Deep in unfathomable mines,
with never-failing skill,
he treasures up his bright designs,
and works his sovereign will.
I worked on the improvisation for about a half hour. I had another half hour before staff meeting, but could do no more. Nor could I lay it aside and do some of my other work. But I must; the playing of preludes and postludes is only part of my work, and I cannot allow it to push all else aside.

But sometimes it does. A piece of music takes over to such a degree that it is hard to do anything else. Artistic work of any kind is rarely efficient. One wishes to be productive, to do one thing, to move on to the next, to be organized, to Get Things Done. Sometimes that is possible, fortunately; sometimes - as today - it is not. The real work is going on under the surface. Beethoven would take a long walk, Haydn would get on his knees and pray. For me, a good night's sleep often brings more clarity in the morning. Writing about it as I am doing here is helpful. The one thing that seems important is to not fill what seems to be a void with noise. Watching television would be deadly, and would probably destroy whatever work is maturing in the subconscious.

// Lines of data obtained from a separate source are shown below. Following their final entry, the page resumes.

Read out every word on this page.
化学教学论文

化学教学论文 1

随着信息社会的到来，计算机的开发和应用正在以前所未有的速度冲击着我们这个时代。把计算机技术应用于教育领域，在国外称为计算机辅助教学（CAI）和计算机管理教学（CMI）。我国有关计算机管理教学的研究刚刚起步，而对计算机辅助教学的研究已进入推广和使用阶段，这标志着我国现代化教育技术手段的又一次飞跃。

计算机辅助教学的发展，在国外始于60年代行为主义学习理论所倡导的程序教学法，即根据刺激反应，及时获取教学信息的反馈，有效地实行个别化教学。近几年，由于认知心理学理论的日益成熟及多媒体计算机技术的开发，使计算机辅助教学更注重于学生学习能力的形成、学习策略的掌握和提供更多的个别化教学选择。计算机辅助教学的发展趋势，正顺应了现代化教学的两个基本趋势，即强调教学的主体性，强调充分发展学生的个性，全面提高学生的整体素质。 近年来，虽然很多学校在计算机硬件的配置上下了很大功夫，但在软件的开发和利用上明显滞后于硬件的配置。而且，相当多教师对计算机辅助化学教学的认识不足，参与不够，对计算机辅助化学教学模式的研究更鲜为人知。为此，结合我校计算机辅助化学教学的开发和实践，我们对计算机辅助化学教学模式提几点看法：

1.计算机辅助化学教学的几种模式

Even listening to other music would be dangerous - this, after I spent hours on Sunday evening immersing myself in Bruckner. The good part of that is that he will be near the forefront of whatever comes of this on Sunday.

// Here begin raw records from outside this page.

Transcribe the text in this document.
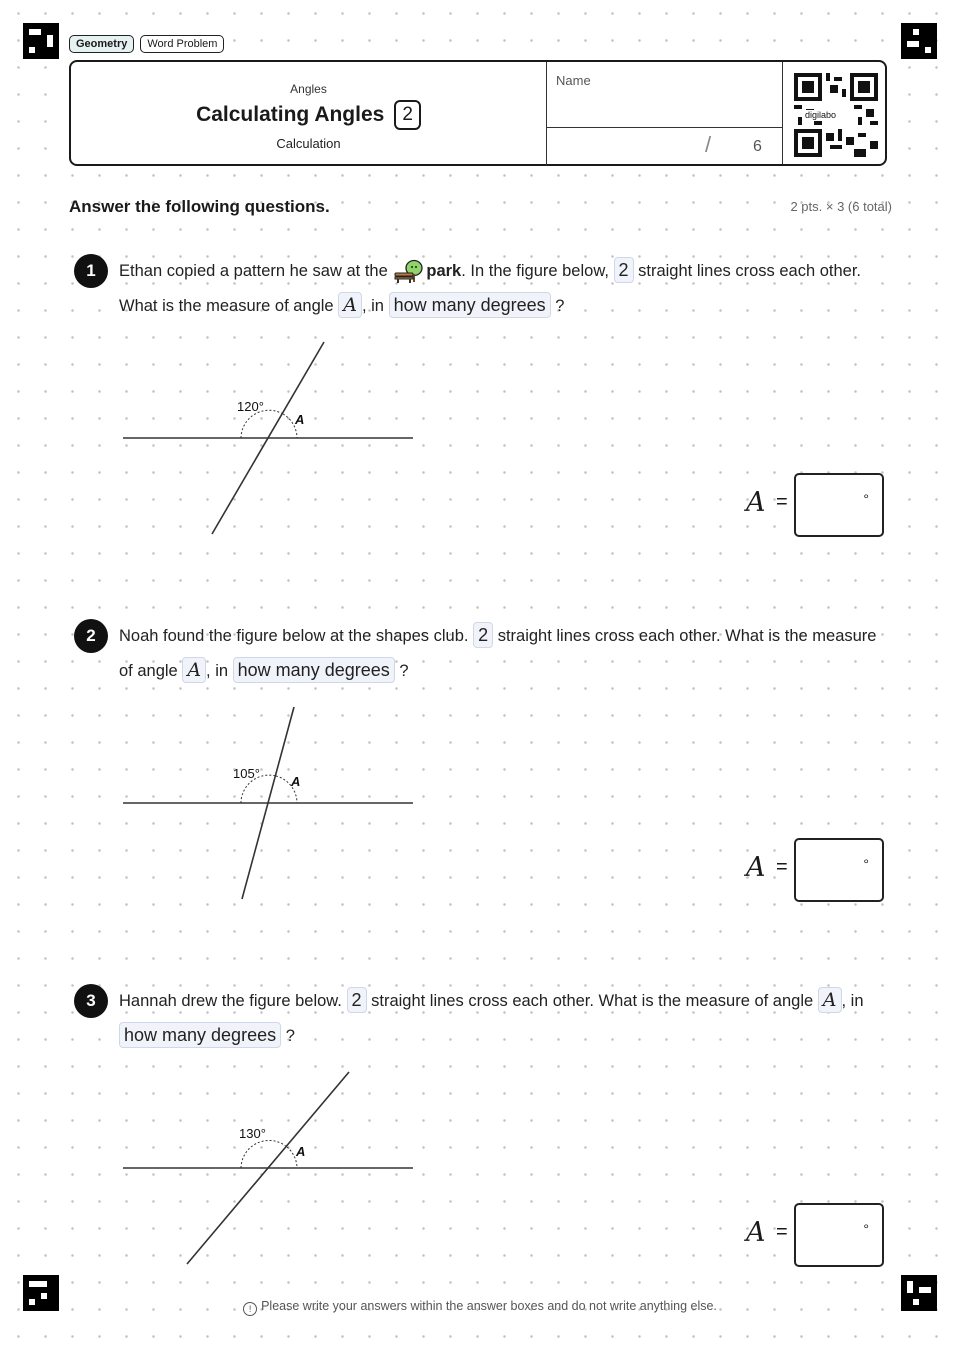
Geometry	Word Problem
Angles
Calculating Angles 2
Calculation
Name
/	6
digilabo
Answer the following questions.	2 pts. × 3 (6 total)
1	Ethan copied a pattern he saw at the park. In the figure below, 2 straight lines cross each other. What is the measure of angle A , in how many degrees ?
120°
A
A =	°
2	Noah found the figure below at the shapes club. 2 straight lines cross each other. What is the measure of angle A , in how many degrees ?
105°
A
A =	°
3	Hannah drew the figure below. 2 straight lines cross each other. What is the measure of angle A , in how many degrees ?
130°
A
A =	°
! Please write your answers within the answer boxes and do not write anything else.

I was ill-tempered in staff meeting, especially after it seemed that I was once again to be squeezed out of my life -- another jazz drummer is to be practicing in the choir room in the afternoons all summer -- the time when it is supposedly "quiet" around here -- there was a list of four concerts this week that the university wanted to relocate here because of river flooding (it later proved to be a false alarm; they decided they can keep three of them at their original location, and I already knew about the fourth, a trombone recital).

But, again, I cannot allow my musical work to push the rest of it aside.